Airyn berjalan santai bersama Dara hendak menuju kantin. Tapi kali ini senyum di wajahnya tidak pernah pudar bahkan sesekali tertawa kecil hingga membuat Dara yang disampingnya menatap heran.
"Ryn, ai Maneh teh kunaon?" (Kenapa sih kamu itu? ) Dara menatap Airyn yang masih memegang ponsel dengan wajah tersenyum senang. Airyn anak yang ramah dan mudah tersenyum, Dara mengakui hal itu. Tapi kali ini beda dan Dara yakin seseorang atau apapun yang bisa membuat Airyn tertawa dengan sendirinya adalah hal yang menarik, setidaknya bagi Airyn sendiri.

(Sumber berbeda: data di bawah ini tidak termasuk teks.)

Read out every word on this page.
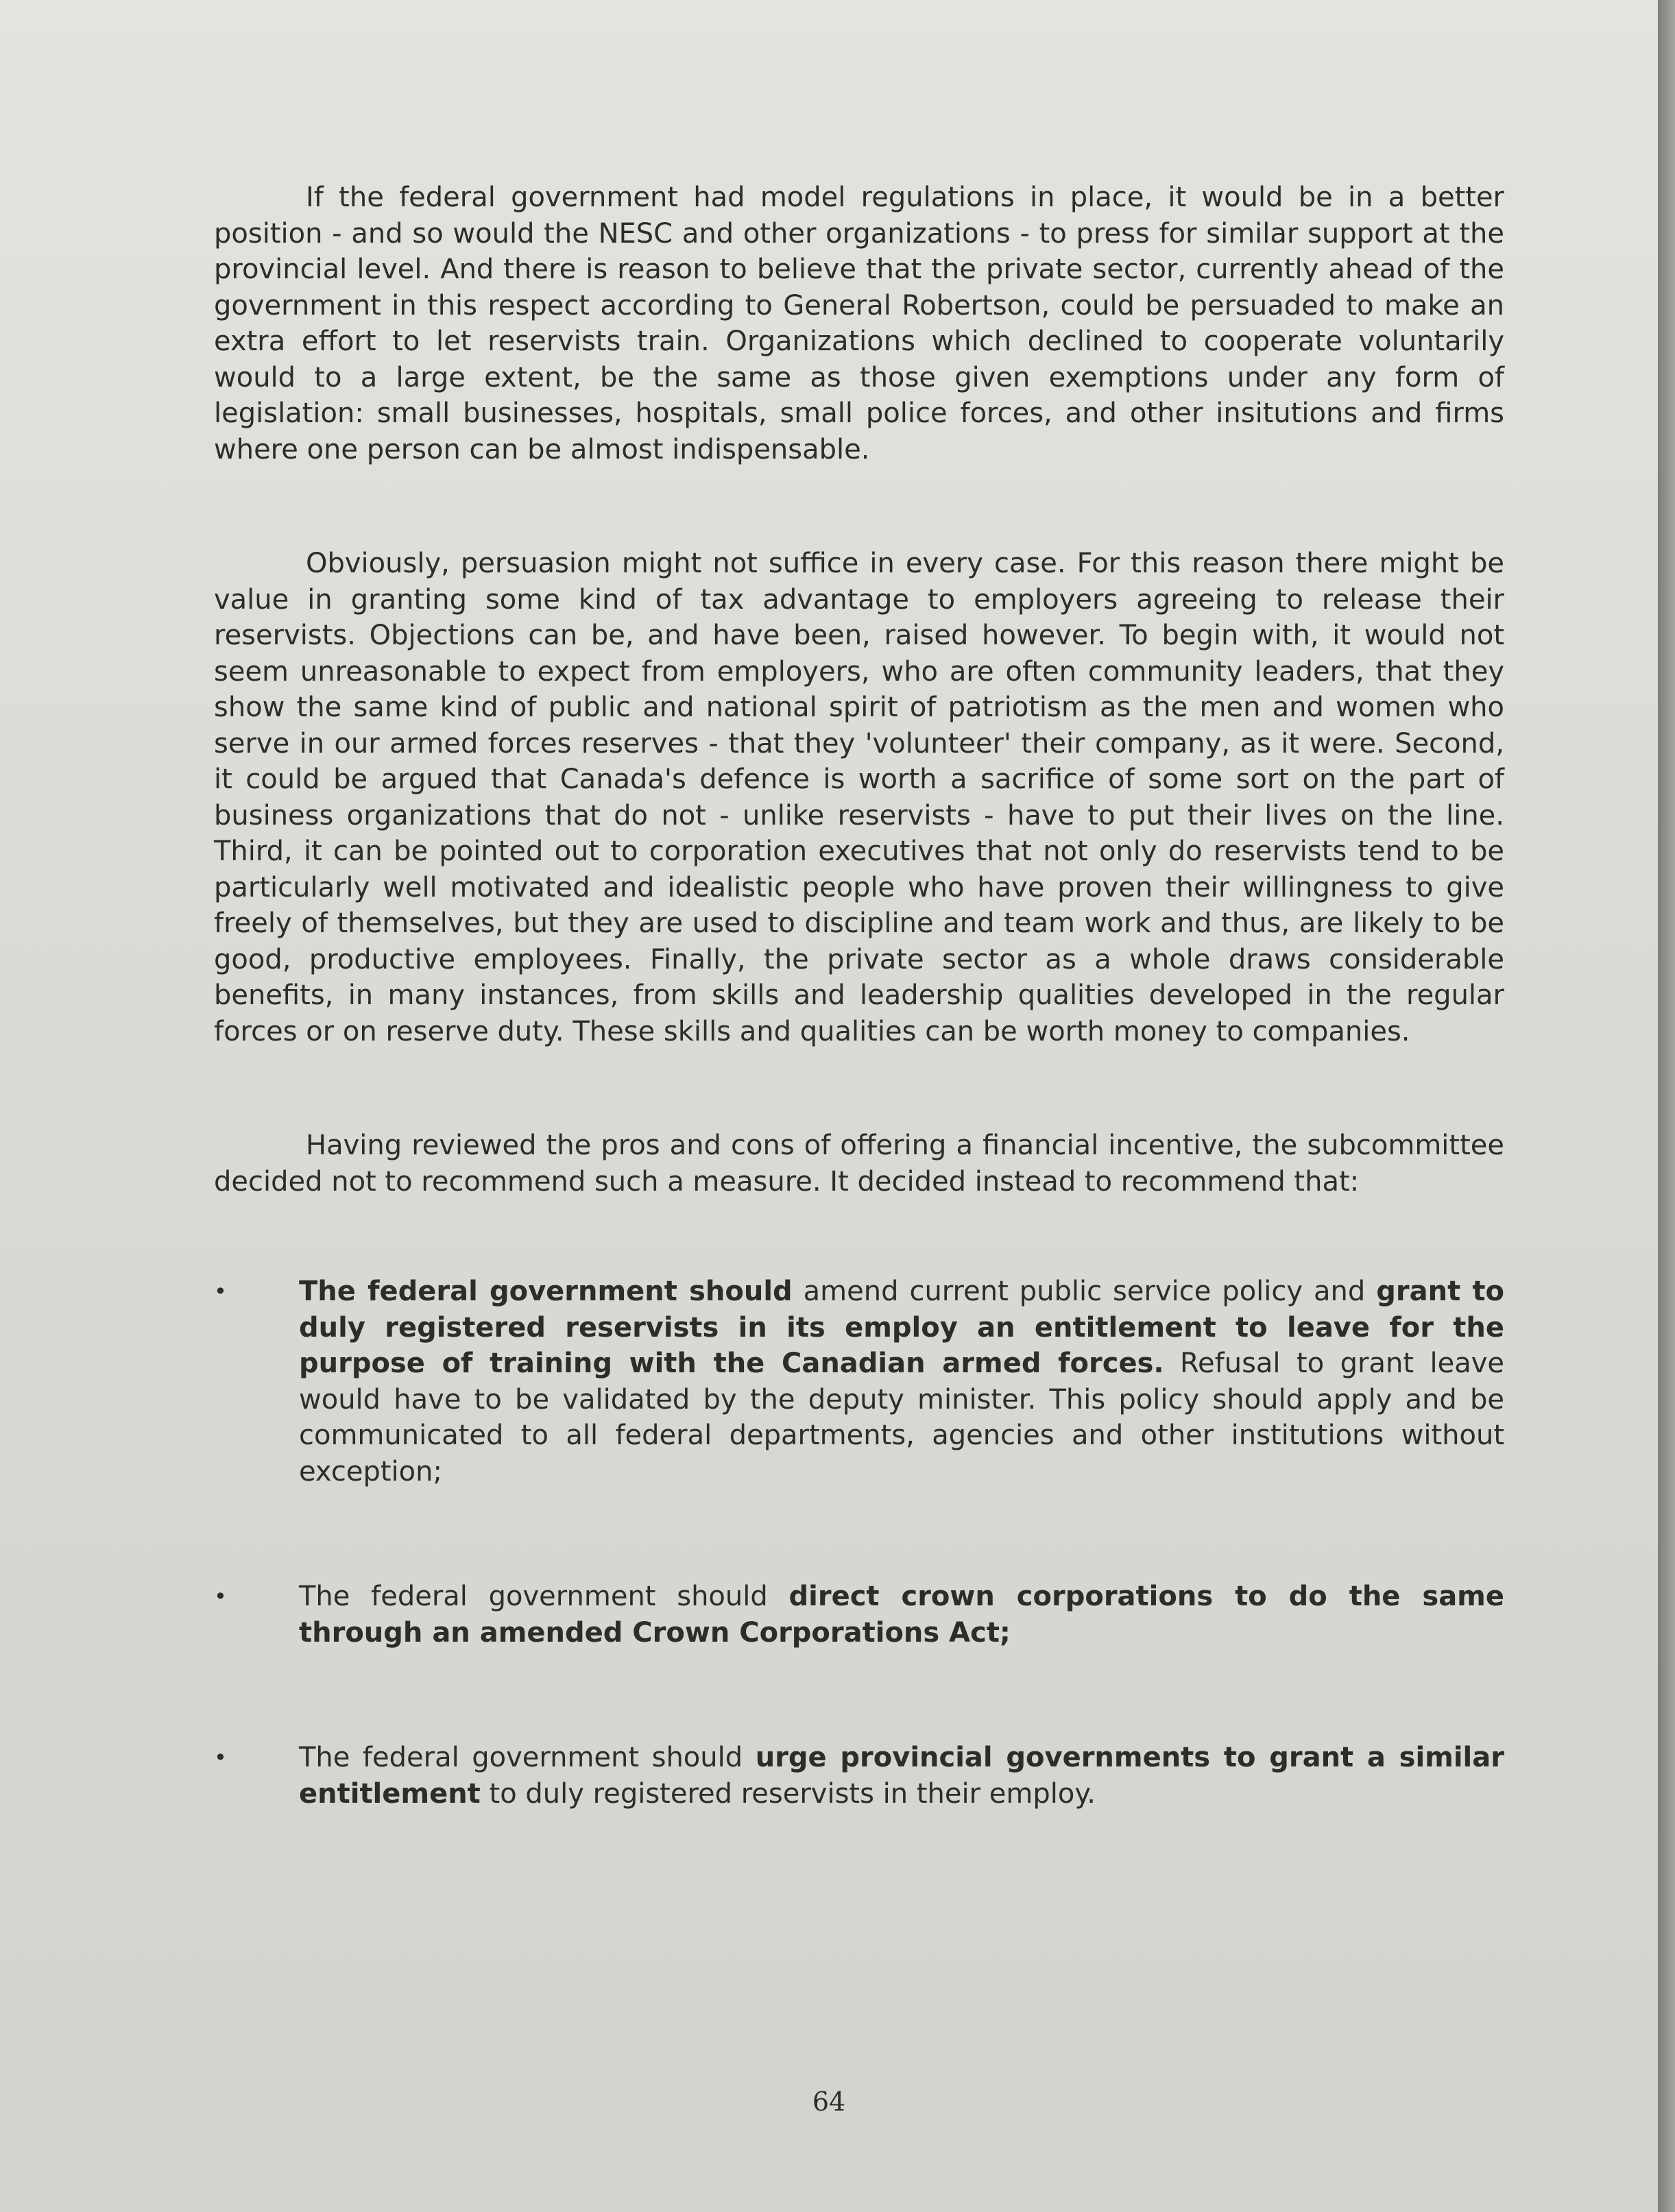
If the federal government had model regulations in place, it would be in a better position - and so would the NESC and other organizations - to press for similar support at the provincial level. And there is reason to believe that the private sector, currently ahead of the government in this respect according to General Robertson, could be persuaded to make an extra effort to let reservists train. Organizations which declined to cooperate voluntarily would to a large extent, be the same as those given exemptions under any form of legislation: small businesses, hospitals, small police forces, and other insitutions and firms where one person can be almost indispensable.

Obviously, persuasion might not suffice in every case. For this reason there might be value in granting some kind of tax advantage to employers agreeing to release their reservists. Objections can be, and have been, raised however. To begin with, it would not seem unreasonable to expect from employers, who are often community leaders, that they show the same kind of public and national spirit of patriotism as the men and women who serve in our armed forces reserves - that they 'volunteer' their company, as it were. Second, it could be argued that Canada's defence is worth a sacrifice of some sort on the part of business organizations that do not - unlike reservists - have to put their lives on the line. Third, it can be pointed out to corporation executives that not only do reservists tend to be particularly well motivated and idealistic people who have proven their willingness to give freely of themselves, but they are used to discipline and team work and thus, are likely to be good, productive employees. Finally, the private sector as a whole draws considerable benefits, in many instances, from skills and leadership qualities developed in the regular forces or on reserve duty. These skills and qualities can be worth money to companies.

Having reviewed the pros and cons of offering a financial incentive, the subcommittee decided not to recommend such a measure. It decided instead to recommend that:

•	The federal government should amend current public service policy and grant to duly registered reservists in its employ an entitlement to leave for the purpose of training with the Canadian armed forces. Refusal to grant leave would have to be validated by the deputy minister. This policy should apply and be communicated to all federal departments, agencies and other institutions without exception;
•	The federal government should direct crown corporations to do the same through an amended Crown Corporations Act;
•	The federal government should urge provincial governments to grant a similar entitlement to duly registered reservists in their employ.
64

"Hm," kedua alis Airyn terangkat dengan wajah tanyanya, "sebentar, gue bales dulu ini.""Hilih, mangga weh neng moal abi mah ngaganggu pisan teh." (Silahkan, saya tidak akan mengganggu kamu sama sekali)
Airyn meletakkan ponselnya lalu menatap Dara dengan senyum kecil.
"Naon sih ah, Dar-Dar mau pesen apa? biar gue pesenin sekalian." (Kenapa sih)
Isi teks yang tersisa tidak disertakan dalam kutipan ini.